The high school and junior high programs have been coordinated to incorporate the same warmups, same drills and same techniques.
"It's good to see this move," said Moore, who teaches seventh-grade health and physical education. "They've always offered junior=high football and junior=high basketball. Now they're offering wrestling and there's a lot of interest."
The logistics worked out well with the move to the new high school. The varsity and junior varsity are honing their skills in an expanded practice room while the junior high inherited the old facility, which has been packed wall to wall.
"I think within two years the freshmen numbers will be outstanding," Moore said.
Not that those numbers are hurting this year.
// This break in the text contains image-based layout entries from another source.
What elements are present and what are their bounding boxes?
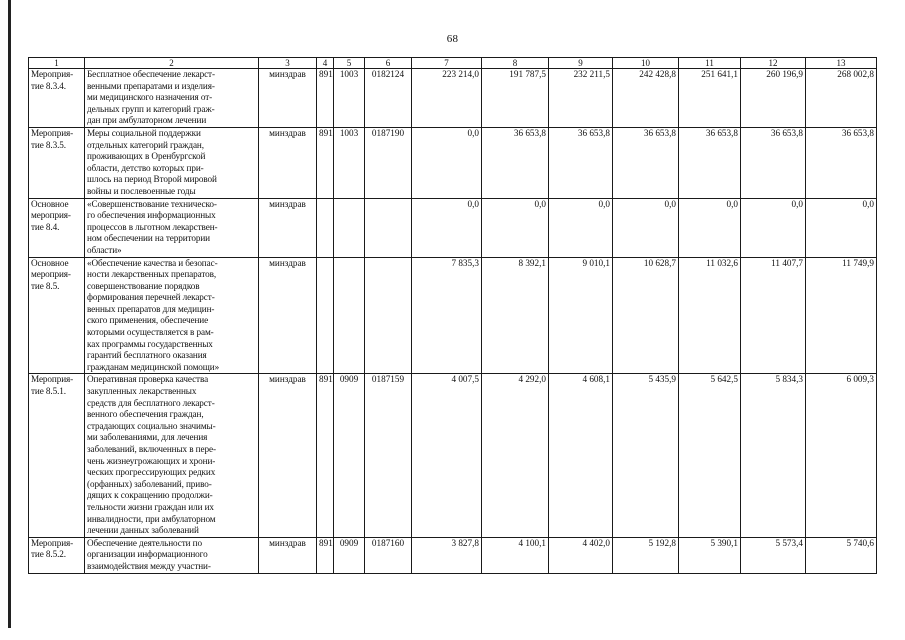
left-margin-bar: [8, 0, 11, 628]
amount-cell: 36 653,8: [613, 127, 679, 198]
table-row: [29, 537, 877, 573]
measure-code: Мероприя- тие 8.5.1.: [29, 374, 85, 537]
measure-description: «Совершенствование техническо- го обеспечения информационных процессов в льготном лекарствен- ном обеспечении на территории области»: [85, 198, 259, 257]
amount-cell: 5 834,3: [741, 374, 806, 537]
col-header: 13: [806, 58, 877, 69]
responsible-executor: минздрав: [259, 374, 317, 537]
ministry-code: 891: [317, 537, 334, 573]
measure-code: Мероприя- тие 8.5.2.: [29, 537, 85, 573]
measure-description: Оперативная проверка качества закупленных лекарственных средств для бесплатного лекарст- венного обеспечения граждан, страдающих социально значимы- ми заболеваниями, для лечения заболеваний, включенных в пере- чень жизнеугрожающих и хрони- ческих прогрессирующих редких (орфанных) заболеваний, приво- дящих к сокращению продолжи- тельности жизни граждан или их инвалидности, при амбулаторном лечении данных заболеваний: [85, 374, 259, 537]
table-row: [29, 198, 877, 257]
amount-cell: 6 009,3: [806, 374, 877, 537]
amount-cell: 5 740,6: [806, 537, 877, 573]
col-header: 3: [259, 58, 317, 69]
amount-cell: 0,0: [549, 198, 613, 257]
amount-cell: 4 007,5: [412, 374, 482, 537]
measure-code: Основное мероприя- тие 8.4.: [29, 198, 85, 257]
amount-cell: 5 573,4: [741, 537, 806, 573]
col-header: 9: [549, 58, 613, 69]
section-code: [334, 198, 365, 257]
amount-cell: 3 827,8: [412, 537, 482, 573]
target-article-code: 0187190: [365, 127, 412, 198]
amount-cell: 0,0: [412, 198, 482, 257]
amount-cell: 36 653,8: [482, 127, 549, 198]
amount-cell: 5 390,1: [679, 537, 741, 573]
page-number: 68: [446, 33, 459, 45]
responsible-executor: минздрав: [259, 69, 317, 128]
amount-cell: 0,0: [741, 198, 806, 257]
amount-cell: 268 002,8: [806, 69, 877, 128]
amount-cell: 191 787,5: [482, 69, 549, 128]
amount-cell: 36 653,8: [806, 127, 877, 198]
col-header: 6: [365, 58, 412, 69]
measure-code: Мероприя- тие 8.3.5.: [29, 127, 85, 198]
col-header: 5: [334, 58, 365, 69]
amount-cell: 5 642,5: [679, 374, 741, 537]
section-code: 1003: [334, 127, 365, 198]
responsible-executor: минздрав: [259, 257, 317, 374]
amount-cell: 10 628,7: [613, 257, 679, 374]
ministry-code: [317, 257, 334, 374]
target-article-code: 0187160: [365, 537, 412, 573]
amount-cell: 0,0: [679, 198, 741, 257]
amount-cell: 8 392,1: [482, 257, 549, 374]
col-header: 8: [482, 58, 549, 69]
amount-cell: 11 749,9: [806, 257, 877, 374]
table-row: [29, 257, 877, 374]
amount-cell: 4 402,0: [549, 537, 613, 573]
measure-code: Мероприя- тие 8.3.4.: [29, 69, 85, 128]
col-header: 10: [613, 58, 679, 69]
section-code: [334, 257, 365, 374]
responsible-executor: минздрав: [259, 537, 317, 573]
header-row: [29, 58, 877, 69]
target-article-code: 0182124: [365, 69, 412, 128]
amount-cell: 0,0: [482, 198, 549, 257]
col-header: 7: [412, 58, 482, 69]
ministry-code: 891: [317, 374, 334, 537]
measure-description: Обеспечение деятельности по организации информационного взаимодействия между участни-: [85, 537, 259, 573]
section-code: 0909: [334, 537, 365, 573]
amount-cell: 260 196,9: [741, 69, 806, 128]
amount-cell: 7 835,3: [412, 257, 482, 374]
ministry-code: 891: [317, 69, 334, 128]
amount-cell: 4 292,0: [482, 374, 549, 537]
col-header: 2: [85, 58, 259, 69]
ministry-code: 891: [317, 127, 334, 198]
col-header: 12: [741, 58, 806, 69]
amount-cell: 36 653,8: [741, 127, 806, 198]
target-article-code: [365, 257, 412, 374]
amount-cell: 232 211,5: [549, 69, 613, 128]
amount-cell: 36 653,8: [549, 127, 613, 198]
amount-cell: 251 641,1: [679, 69, 741, 128]
col-header: 11: [679, 58, 741, 69]
target-article-code: 0187159: [365, 374, 412, 537]
measure-description: «Обеспечение качества и безопас- ности лекарственных препаратов, совершенствование порядков формирования перечней лекарст- венных препаратов для медицин- ского применения, обеспечение которыми осуществляется в рам- ках программы государственных гарантий бесплатного оказания гражданам медицинской помощи»: [85, 257, 259, 374]
amount-cell: 0,0: [613, 198, 679, 257]
table-row: [29, 374, 877, 537]
target-article-code: [365, 198, 412, 257]
amount-cell: 0,0: [806, 198, 877, 257]
ministry-code: [317, 198, 334, 257]
table-row: [29, 127, 877, 198]
table-row: [29, 69, 877, 128]
col-header: 1: [29, 58, 85, 69]
amount-cell: 242 428,8: [613, 69, 679, 128]
section-code: 1003: [334, 69, 365, 128]
responsible-executor: минздрав: [259, 198, 317, 257]
amount-cell: 5 192,8: [613, 537, 679, 573]
col-header: 4: [317, 58, 334, 69]
budget-table: [28, 57, 877, 574]
measure-description: Бесплатное обеспечение лекарст- венными препаратами и изделия- ми медицинского назначения от- дельных групп и категорий граж- дан при амбулаторном лечении: [85, 69, 259, 128]
amount-cell: 223 214,0: [412, 69, 482, 128]
amount-cell: 5 435,9: [613, 374, 679, 537]
amount-cell: 0,0: [412, 127, 482, 198]
measure-description: Меры социальной поддержки отдельных категорий граждан, проживающих в Оренбургской области, детство которых при- шлось на период Второй мировой войны и послевоенные годы: [85, 127, 259, 198]
responsible-executor: минздрав: [259, 127, 317, 198]
section-code: 0909: [334, 374, 365, 537]
amount-cell: 9 010,1: [549, 257, 613, 374]
amount-cell: 11 032,6: [679, 257, 741, 374]
amount-cell: 36 653,8: [679, 127, 741, 198]
amount-cell: 4 608,1: [549, 374, 613, 537]
measure-code: Основное мероприя- тие 8.5.: [29, 257, 85, 374]
amount-cell: 11 407,7: [741, 257, 806, 374]
amount-cell: 4 100,1: [482, 537, 549, 573]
While Central's overall numbers dropped this year to 20, seven are freshmen, the most Crowell has had.
"I've already told them all that I'm looking to build the future team around them," Crowell said.
The freshman class should be reinforced with future crops.
While the future looks bright, Crowell says he's excited about this year.
"Things are heading in the right direction," he said. "The first few weeks we've had the most intensity since I've been here."
The Tigers return nine wrestlers from last year's 4-6 team that lost just two seniors from its starting lineup.
Leading the cast is senior state qualifier Trever Duncan (160).
"He'll definitely going to be one of our standouts this year," Crowell said.
After having to forfeit at some weights last season, the Tigers may still have a couple of openings in their lineup.
"I hate having that," admitted Crowell, who opts not to throw freshmen into the varsity fray and risk a bad experience.
The wrestling seeds he's planted still have not grown over the bare spots.
"It's still going to be down the road," Crowell said. "Quite honestly, when I took over I set up a 10-year plan. And I'm still following that now. I'm on track for everything except the numbers this year I thought would be a little higher. But hey, with quality being up -- I'd much rather take quality over quantity."
It may not be much longer before this farmer has both.